La pasarela respira desde el nervio. Un anfitrión desagradable de cabaret infantil presenta su artificio, desde una voz insoportable y complaciente. Las doce hermosas concursantes son invitadas a recorrer la galería del modelaje. En fila, como en la escuela, se detienen ante los conos de luz multicolor y el aplauso de los congraciados familiares. Madres ensoñadas obligadoras a conseguir un ideal propio en cuerpo ajeno. En tanto, los Hoover disimulan el agravio que sus mentes aunadas dictaminan en esta calumnia de la belleza infantil.
Comienza el desfile. Cada participante expone sus propiedades y atribuciones. El canto, el baile, y la siempre erguida sonrisa madurada a golpes efectistas. Aunque en sus ojos se evidencia que no están contentas como su boca, del conjunto resulta una mueca de muñeco maldito y terrorífico. Cuando sale Olive, provista de una indumentaria deportiva y austera, en sus ojos puede advertirse la alegría de haber escalado hasta ese instante.

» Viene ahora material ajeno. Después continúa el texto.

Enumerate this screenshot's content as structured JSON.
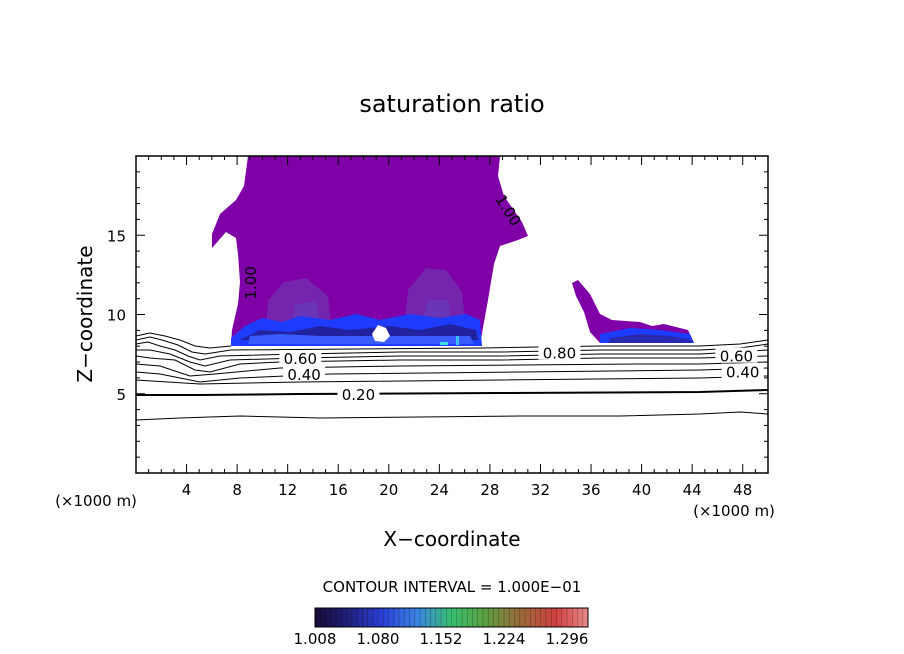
{
  "chart_data": {
    "type": "contour",
    "title": "saturation ratio",
    "xlabel": "X−coordinate",
    "ylabel": "Z−coordinate",
    "x_unit_left": "(×1000 m)",
    "x_unit_right": "(×1000 m)",
    "x_ticks": [
      4,
      8,
      12,
      16,
      20,
      24,
      28,
      32,
      36,
      40,
      44,
      48
    ],
    "y_ticks": [
      5,
      10,
      15
    ],
    "xlim": [
      0,
      50
    ],
    "ylim": [
      0,
      20
    ],
    "contour_interval_text": "CONTOUR INTERVAL = 1.000E−01",
    "colorbar_ticks": [
      "1.008",
      "1.080",
      "1.152",
      "1.224",
      "1.296"
    ],
    "colorbar_range": [
      1.008,
      1.32
    ],
    "contour_labels": [
      {
        "text": "1.00",
        "x": 29.5,
        "y": 16.6,
        "rotate": 58
      },
      {
        "text": "1.00",
        "x": 9.0,
        "y": 12.0,
        "rotate": -90
      },
      {
        "text": "0.60",
        "x": 13.0,
        "y": 7.25,
        "rotate": 0
      },
      {
        "text": "0.40",
        "x": 13.3,
        "y": 6.25,
        "rotate": 0
      },
      {
        "text": "0.20",
        "x": 17.6,
        "y": 5.0,
        "rotate": 0
      },
      {
        "text": "0.80",
        "x": 33.5,
        "y": 7.6,
        "rotate": 0
      },
      {
        "text": "0.60",
        "x": 47.5,
        "y": 7.4,
        "rotate": 0
      },
      {
        "text": "0.40",
        "x": 48.0,
        "y": 6.4,
        "rotate": 0
      }
    ],
    "colors": {
      "saturated_fill": "#8000a8",
      "inner_fill": "#7a2ab0",
      "base_blue": "#1e3cff",
      "contour_line": "#000000"
    }
  }
}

Y da comienzo al baile acompañada por la pista doce de su cd.
El jurado no asiente ni relaja. Sino que frunce el ceño ante lo siniestro de la antibelleza no compartida. La singular performance de Olive atenta contra el espíritu de la corporación fabricante de bellezas y tapas de revistas. El anfitrión salta al escenario para ocultar al demonio. Es entonces cuando los allegados a Olive, parientes de pura cepa, que hasta ahora sintonizaban en los momentos cumbres de su identificación, irrumpen hasta la indiscreción en la pasarela.
Los antes espectadores, ahora mirados por todos, se suman en el mecanismo danzante de Olive, generando una coreografía improvisada. Protesta o apoyo. Denuncia o ayuda. El espectáculo se centra en el escenario familiar. Todos coherentes en la incoherencia del momento. La configuración se compagina desde los pies hasta la mente. El exorcismo tribal de una danza feroz que no habla desde la oralidad cultural sino desde la catártica empresa sintónica.
Perdedores o ganadores, el estigma designado parece no tener concepto cuando se trata de un discurso único, singular y fraseado en la transmisión generacional. La genuina mostración en un lugar inapropiado. La exposición bizantina en un centro de belleza.
Frank baila por su fracaso amoroso, Richard baila por su frustrada publicación del libro empresarial, Dwayne baila por la vuelta de su voz pese a no poder cumplir el sueño de piloto, Sheryl baila por la unión de la familia, Olive baila para su abuelo y para sí misma. A pesar de todo, continúan unidos bajo el sol de Redondo Beach.